In relation to Business/IS Strategic Alignment, Abu-Samaha and Mansi show that many instances of system failure/under-utilization are due to negative implementation outcomes caused by cultural factors/pressures from within the organization, like the role of users in the implementation process, the extent of top-management support for the implementation process, the high levels of risk caused by system changes/implementations, the organizational and technical complexity in a project implementation and the adequacy of the system implementation process and its management[49].

2.6 Kingdom of Saudi Arabia (KSA)

The culture of Saudi Arabia is a rich one that has been shaped by its Islamic heritage, its historical role as an ancient trade center, and its Bedouin traditions. Saudi Arabia is considered a very high context culture, which means that the message people are trying to convey often relies heavily on other communicative cues such as body language and eye-contact rather than direct words. Saudi traditions are rooted in Islamic teachings and Arab customs, which Saudis learn about at an early age from their families and in schools. Arab traditions also play an important role in Saudi life. These age-old traditions have evolved over the millennia and are highly regarded. They include generosity and hospitality, which every Saudi family offers to strangers, friends, and family [50].

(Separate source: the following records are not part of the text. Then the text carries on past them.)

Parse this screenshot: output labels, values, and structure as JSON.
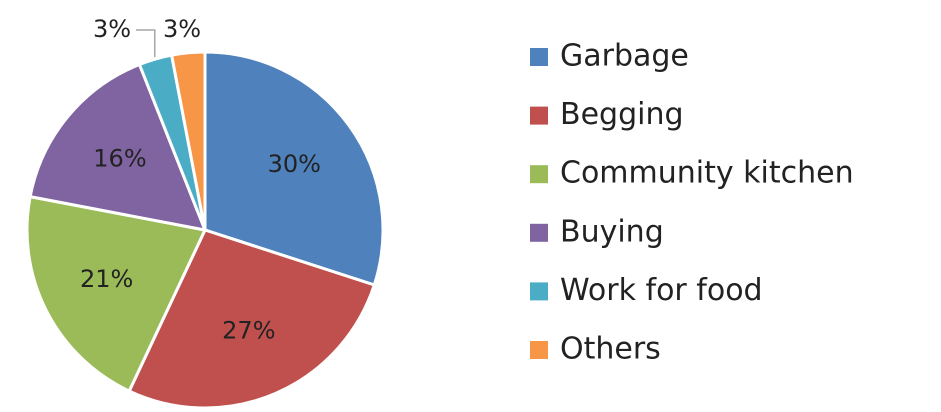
{
  "chart_data": {
    "type": "pie",
    "categories": [
      "Garbage",
      "Begging",
      "Community kitchen",
      "Buying",
      "Work for food",
      "Others"
    ],
    "values": [
      30,
      27,
      21,
      16,
      3,
      3
    ],
    "value_labels": [
      "30%",
      "27%",
      "21%",
      "16%",
      "3%",
      "3%"
    ],
    "colors": [
      "#4f81bd",
      "#c0504d",
      "#9bbb59",
      "#8064a2",
      "#4bacc6",
      "#f79646"
    ],
    "legend": "right"
  }
}
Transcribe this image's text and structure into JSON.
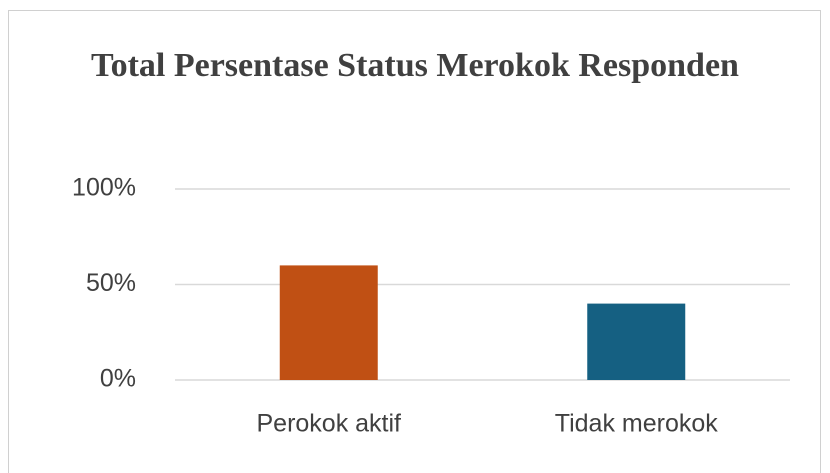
{
  "chart_data": {
    "type": "bar",
    "title": "Total Persentase Status Merokok Responden",
    "categories": [
      "Perokok aktif",
      "Tidak merokok"
    ],
    "values": [
      60,
      40
    ],
    "colors": [
      "#c05014",
      "#156082"
    ],
    "ylim": [
      0,
      100
    ],
    "yticks": [
      {
        "value": 0,
        "label": "0%"
      },
      {
        "value": 50,
        "label": "50%"
      },
      {
        "value": 100,
        "label": "100%"
      }
    ],
    "grid": true
  }
}
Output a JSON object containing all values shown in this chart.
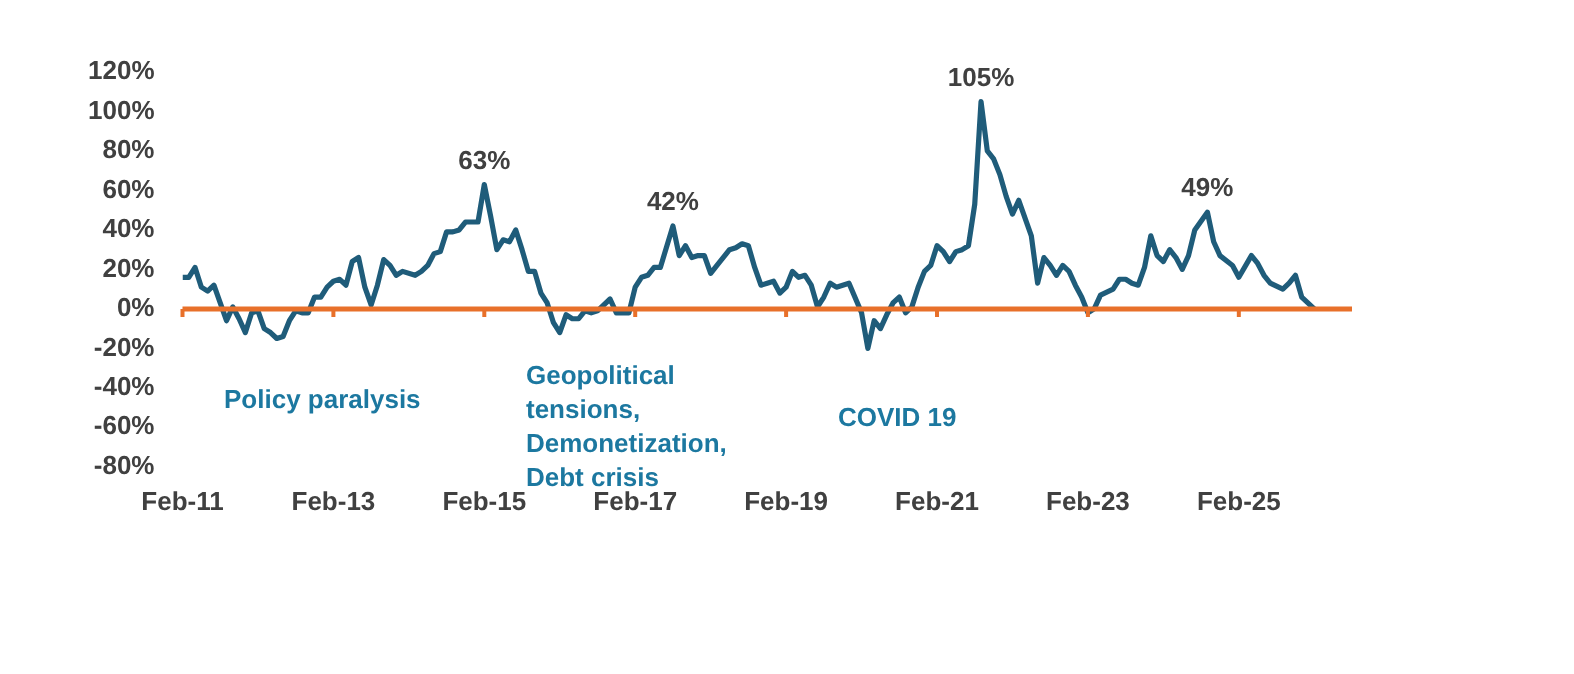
{
  "chart_data": {
    "type": "line",
    "x": [
      "2011-02",
      "2011-03",
      "2011-04",
      "2011-05",
      "2011-06",
      "2011-07",
      "2011-08",
      "2011-09",
      "2011-10",
      "2011-11",
      "2011-12",
      "2012-01",
      "2012-02",
      "2012-03",
      "2012-04",
      "2012-05",
      "2012-06",
      "2012-07",
      "2012-08",
      "2012-09",
      "2012-10",
      "2012-11",
      "2012-12",
      "2013-01",
      "2013-02",
      "2013-03",
      "2013-04",
      "2013-05",
      "2013-06",
      "2013-07",
      "2013-08",
      "2013-09",
      "2013-10",
      "2013-11",
      "2013-12",
      "2014-01",
      "2014-03",
      "2014-04",
      "2014-05",
      "2014-06",
      "2014-07",
      "2014-08",
      "2014-09",
      "2014-10",
      "2014-11",
      "2015-01",
      "2015-02",
      "2015-03",
      "2015-04",
      "2015-05",
      "2015-06",
      "2015-07",
      "2015-08",
      "2015-09",
      "2015-10",
      "2015-11",
      "2015-12",
      "2016-01",
      "2016-02",
      "2016-03",
      "2016-04",
      "2016-05",
      "2016-06",
      "2016-07",
      "2016-08",
      "2016-10",
      "2016-11",
      "2017-01",
      "2017-02",
      "2017-03",
      "2017-04",
      "2017-05",
      "2017-06",
      "2017-08",
      "2017-09",
      "2017-10",
      "2017-11",
      "2017-12",
      "2018-01",
      "2018-02",
      "2018-03",
      "2018-05",
      "2018-06",
      "2018-07",
      "2018-08",
      "2018-09",
      "2018-10",
      "2018-11",
      "2018-12",
      "2019-01",
      "2019-02",
      "2019-03",
      "2019-04",
      "2019-05",
      "2019-06",
      "2019-07",
      "2019-08",
      "2019-09",
      "2019-10",
      "2019-11",
      "2019-12",
      "2020-02",
      "2020-03",
      "2020-04",
      "2020-05",
      "2020-06",
      "2020-07",
      "2020-08",
      "2020-09",
      "2020-10",
      "2020-11",
      "2020-12",
      "2021-01",
      "2021-02",
      "2021-03",
      "2021-04",
      "2021-05",
      "2021-06",
      "2021-07",
      "2021-08",
      "2021-09",
      "2021-10",
      "2021-11",
      "2021-12",
      "2022-01",
      "2022-02",
      "2022-03",
      "2022-05",
      "2022-06",
      "2022-07",
      "2022-08",
      "2022-09",
      "2022-10",
      "2022-11",
      "2022-12",
      "2023-01",
      "2023-02",
      "2023-03",
      "2023-04",
      "2023-06",
      "2023-07",
      "2023-08",
      "2023-09",
      "2023-10",
      "2023-11",
      "2023-12",
      "2024-01",
      "2024-02",
      "2024-03",
      "2024-04",
      "2024-05",
      "2024-06",
      "2024-07",
      "2024-09",
      "2024-10",
      "2024-11",
      "2025-01",
      "2025-02",
      "2025-04",
      "2025-05",
      "2025-06",
      "2025-07",
      "2025-09",
      "2025-10",
      "2025-11",
      "2025-12",
      "2026-02"
    ],
    "series": [
      {
        "color": "#1f5c7a",
        "values": [
          16,
          16,
          21,
          11,
          9,
          12,
          3,
          -6,
          1,
          -5,
          -12,
          -2,
          -1,
          -10,
          -12,
          -15,
          -14,
          -6,
          -1,
          -2,
          -2,
          6,
          6,
          11,
          14,
          15,
          12,
          24,
          26,
          11,
          2,
          12,
          25,
          22,
          17,
          19,
          17,
          19,
          22,
          28,
          29,
          39,
          39,
          40,
          44,
          44,
          63,
          47,
          30,
          35,
          34,
          40,
          30,
          19,
          19,
          8,
          3,
          -7,
          -12,
          -3,
          -5,
          -5,
          -1,
          -2,
          -1,
          5,
          -2,
          -2,
          11,
          16,
          17,
          21,
          21,
          42,
          27,
          32,
          26,
          27,
          27,
          18,
          22,
          30,
          31,
          33,
          32,
          21,
          12,
          13,
          14,
          8,
          11,
          19,
          16,
          17,
          12,
          1,
          6,
          13,
          11,
          12,
          13,
          -2,
          -20,
          -6,
          -10,
          -3,
          3,
          6,
          -2,
          1,
          11,
          19,
          22,
          32,
          29,
          24,
          29,
          30,
          32,
          53,
          105,
          80,
          76,
          68,
          57,
          48,
          55,
          37,
          13,
          26,
          22,
          17,
          22,
          19,
          12,
          6,
          -2,
          0,
          7,
          10,
          15,
          15,
          13,
          12,
          21,
          37,
          27,
          24,
          30,
          26,
          20,
          27,
          40,
          49,
          34,
          27,
          22,
          16,
          27,
          23,
          17,
          13,
          10,
          13,
          17,
          6,
          0
        ]
      }
    ],
    "xlim": [
      "2011-02",
      "2026-08"
    ],
    "xticks": [
      {
        "value": "2011-02",
        "label": "Feb-11"
      },
      {
        "value": "2013-02",
        "label": "Feb-13"
      },
      {
        "value": "2015-02",
        "label": "Feb-15"
      },
      {
        "value": "2017-02",
        "label": "Feb-17"
      },
      {
        "value": "2019-02",
        "label": "Feb-19"
      },
      {
        "value": "2021-02",
        "label": "Feb-21"
      },
      {
        "value": "2023-02",
        "label": "Feb-23"
      },
      {
        "value": "2025-02",
        "label": "Feb-25"
      }
    ],
    "ylim": [
      -80,
      120
    ],
    "yticks": [
      {
        "value": -80,
        "label": "-80%"
      },
      {
        "value": -60,
        "label": "-60%"
      },
      {
        "value": -40,
        "label": "-40%"
      },
      {
        "value": -20,
        "label": "-20%"
      },
      {
        "value": 0,
        "label": "0%"
      },
      {
        "value": 20,
        "label": "20%"
      },
      {
        "value": 40,
        "label": "40%"
      },
      {
        "value": 60,
        "label": "60%"
      },
      {
        "value": 80,
        "label": "80%"
      },
      {
        "value": 100,
        "label": "100%"
      },
      {
        "value": 120,
        "label": "120%"
      }
    ],
    "ref_lines": [
      {
        "axis": "y",
        "value": 0,
        "color": "#e8702a"
      }
    ],
    "annotations": [
      {
        "text": "63%",
        "x": "2015-02",
        "y": 63
      },
      {
        "text": "42%",
        "x": "2017-08",
        "y": 42
      },
      {
        "text": "105%",
        "x": "2021-09",
        "y": 105
      },
      {
        "text": "49%",
        "x": "2024-09",
        "y": 49
      },
      "Policy paralysis",
      "Geopolitical\ntensions,\nDemonetization,\nDebt crisis",
      "COVID 19"
    ],
    "grid": false,
    "legend": false,
    "marker": "none",
    "line_style": "solid"
  }
}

One of the most important features of the Saudi culture is the segregation of the sexes. Segregation, which means not permit women to mix with unrelated men. Also Shyness is another important characteristic that people should uphold. The other important feature in the Saudi culture is family ties, where Muslim is expected to keep contact with his relatives [51].

Respect and friendship are values that are held very highly by the Saudi people, business setting, favors based on mutual benefit and trust are ways of enhancing these cultural values. Due to the personal nature of business in Saudi Arabia, family influence and personal connections often take precedence over other governing factors [52].

Saudi Arabia is behind in the area of IT, which could be contributed to several factors including Computer illiteracy, lack of government incentives to attract businesses, the absence of adequate infrastructure to support industry, poor enforcement of intellectual property and copy right laws, and lack of resources [53].